Младший политрук Рукавишников лежал, вжавшись всем телом в снег, и слушал дзиньканье пуль, пролетающих над самой головой. Во рту у него был противный привкус меди, и хотелось пить. Он осторожно повернул голову влево и увидел бойца, имени которого не знал. Боец был из только что прибывшего пополнения. Он тоже смотрел на младшего политрука широко открытыми глазами мертвеца. Рукавишников повернул голову направо и увидел на расстоянии вытянутой руки второго бойца, Лукьянова. Тот лежал уткнувшись лицом в снег, но был жив. Он повернул голову и посмотрел на Рукавишникова. Взгляд его был ободряюще спокоен.
Младший политрук приподнял голову, посмотрел вперёд и увидел одинокую сутулую спину бойца, продолжавшего бежать, нет, скорее брести по заснеженному полю, проваливаясь в снег, в сторону немецких окопов. Рукавишников узнал его. Это был Маневич. Да, это был Витольд, которого он знал с детства. Витольд - профессорский сынок. Они жили в одном доме.
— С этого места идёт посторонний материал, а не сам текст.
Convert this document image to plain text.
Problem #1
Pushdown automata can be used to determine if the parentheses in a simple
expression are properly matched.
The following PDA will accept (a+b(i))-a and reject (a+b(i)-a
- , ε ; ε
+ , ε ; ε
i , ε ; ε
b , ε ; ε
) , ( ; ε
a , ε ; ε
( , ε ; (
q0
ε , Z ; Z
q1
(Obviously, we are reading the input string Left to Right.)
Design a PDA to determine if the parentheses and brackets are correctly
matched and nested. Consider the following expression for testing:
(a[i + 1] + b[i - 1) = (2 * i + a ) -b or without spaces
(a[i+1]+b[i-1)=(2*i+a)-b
Рукавишников помнил его подростком, идущим по их двору со скрипочкой и с большой чёрной папкой. Рукавишников презирал его за эту скрипочку и за огромные мечтательные глаза. Когда третьего дня Витольд прибыл в роту с пополнением, он узнал его, хотя шинель и шапка ушанка изменили его внешность. Глаза Витольда по-прежнему оставались большими и мечтательными.
- Гнида польская... Предатель... - проговорил младший политрук Рукавишников, протянул руку к Лукьянову и потребовал жёстким голосом:
- Дай винта...
Лукьянов протянул ему свою винтовку.
Младший политрук Рукавишников прицелился в фигуру бредущего бойца и сказал, словно вынося приговор или оправдывая себя:
- По законам военного времени...
Он плавно, как учили Ворошиловского стрелка, нажал на курок.
Витольд шёл к вражескому окопу. Он уже видел белые каски противника. Немцы смотрели на него, на человека, за спиной которого размахнулись огненные крылья. Это горели лучи утреннего солнца, поднимающегося над полем боя.
Что-то толкнуло Витольда в спину, что-то остановило его. Он опустил приклад винтовки, и приклад провалился в снег. Земля перевернулась, и сиреневое рассветное небо накатилось на него, как бывает это на качелях, когда, раскачавшись, ты взлетаешь вровень с поперечной перекладиной и видишь перед собой только небо, и сердце твоё сладко замирает от полёта.
Витольд стынущими глазами увидел над собой синюю бездну. Огненный шар солнца застыл в его чёрных расширившихся зрачках.
Младший политрук Рукавишников, первоклассный стрелок. Он не промахнулся.
- Так-то, - удовлетворённо прошептал он, увидев падающую фигурку бойца, и тут же его голова, судорожно дёрнувшись, ткнулась в снег. И розово-грязный снег окрасился красной кровью героического младшего политрука Рукавишникова.